Isso sugere que o cérebro tem outros sistemas para reconhecer expressões faciais e que as pessoas com paralisia facial aprendem a tirar vantagem disso.
"Eu não tinha nenhum interesse especial em estudar a paralisia facial, embora eu a tivesse; havia muitas outras coisas que eu poderia ter feito", disse Bogart.
"Mas, na faculdade, fui ver o que os psicólogos tinham a dizer a respeito, e não havia nada [...]. E fiquei simplesmente -bem, fiquei irada."
A emoção cerrou seu punho, retesou seu corpo e subiu para o seu olhar, sem afetar seu rosto. "Irada. Pensei: 'Eu também poderia fazer isso, já que certamente ninguém mais vai fazer'."
A síndrome de Moebius não tem causa conhecida; ela atinge menos de 1 a cada 100 mil crianças no nascimento, resultando em uma paralisia facial total ou quase total.
A maioria das vítimas se adapta, "assim como com os cegos, cujos sentidos de tato, olfato e audição se tornam mais agudos", disse Matsumoto. "O mesmo vale aqui, eu acho, só que no domínio da comunicação não verbal."
Nos primeiros dois estudos, Bogart e Matsumoto fizeram 36 portadores da síndrome de Moebius olhar para 42 fotos digitais padronizadas de expressões como raiva, felicidade e tristeza. Os participantes identificaram corretamente as emoções em cerca de 75% das vezes -mesma taxa de adultos sem a síndrome.
Os resultados não significam que a socialização seja simples ou natural para pessoas com essa paralisia; a maioria sofre, conforme Bogart e Matsumoto concluíram num estudo subsequente. A principal razão para isso (além dos traços imóveis, o que distrai algumas pessoas) tem pouco a ver com um deficit no reconhecimento das emoções alheias, sugerem os estudos.
Provavelmente, tem a ver novamente com o mimetismo, ou a falta dele. Em uma série de estudos, os psicólogos concluíram que o vínculo social entre interlocutores de uma conversa é altamente dependente de uma troca rítmica e normalmente subconsciente de gestos e expressões, o que cria uma espécie de boa vontade compartilhada.
Se isso não acontece na hora certa, o apoio ao falante pode parecer duvidoso, e a interação desanda. Para muita gente com paralisia completa ou quase completa, o jeito é usar outros canais que não o rosto: contato visual, gesticulação, postura e tom de voz.
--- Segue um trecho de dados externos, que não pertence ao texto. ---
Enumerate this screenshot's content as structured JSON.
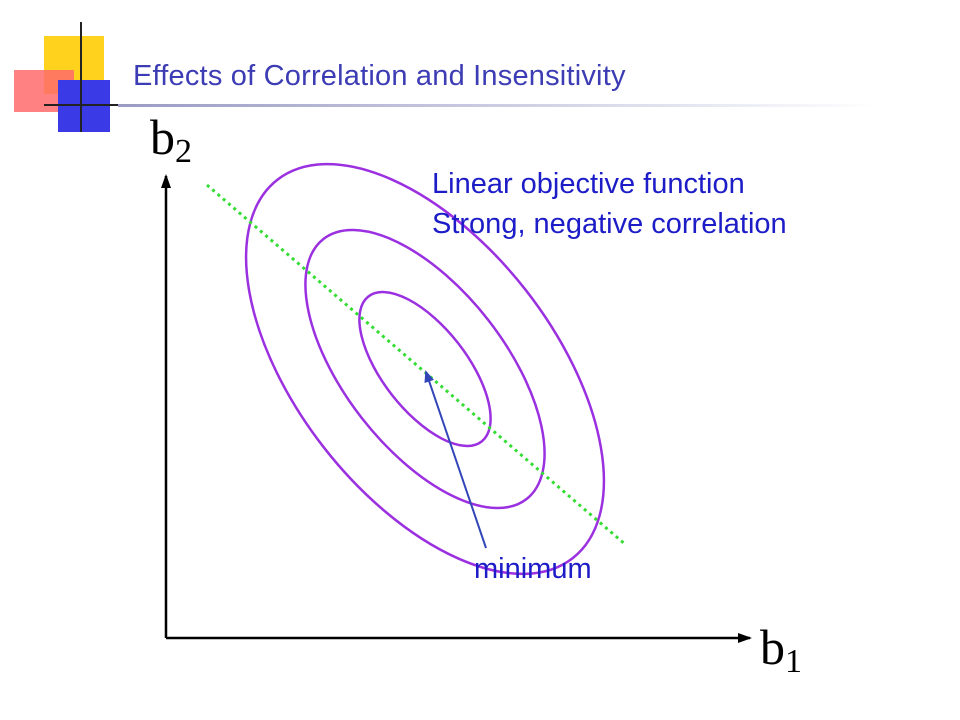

Em um experimento publicado em 2009, pesquisadores holandeses colocaram 46 alunos da Universidade de Leiden em pares, para uma interação de três minutos com um colega que estava ou mentindo ou falando a verdade sobre uma doação beneficente. Os alunos orientados a não mimetizar as expressões do interlocutor se saíram significativamente melhor em determinar quem estavam dizendo a verdade, em relação aos alunos orientados a mimetizar, ou que não receberam instruções. "O mimetismo, seja espontâneo ou produto de uma instrução, prejudica os observadores em termos de avaliar objetivamente" os verdadeiros sentimentos dos outros.
Os gestos e tons que as pessoas com paralisia tanto usam agregam mais informações. "E achamos que podem existir outros sistemas também, em áreas pré- motoras do cérebro, que estejam compilando toda essa informação", de modo que o córtex possa fazer um julgamento sobre a emoção, disse Matsumoto.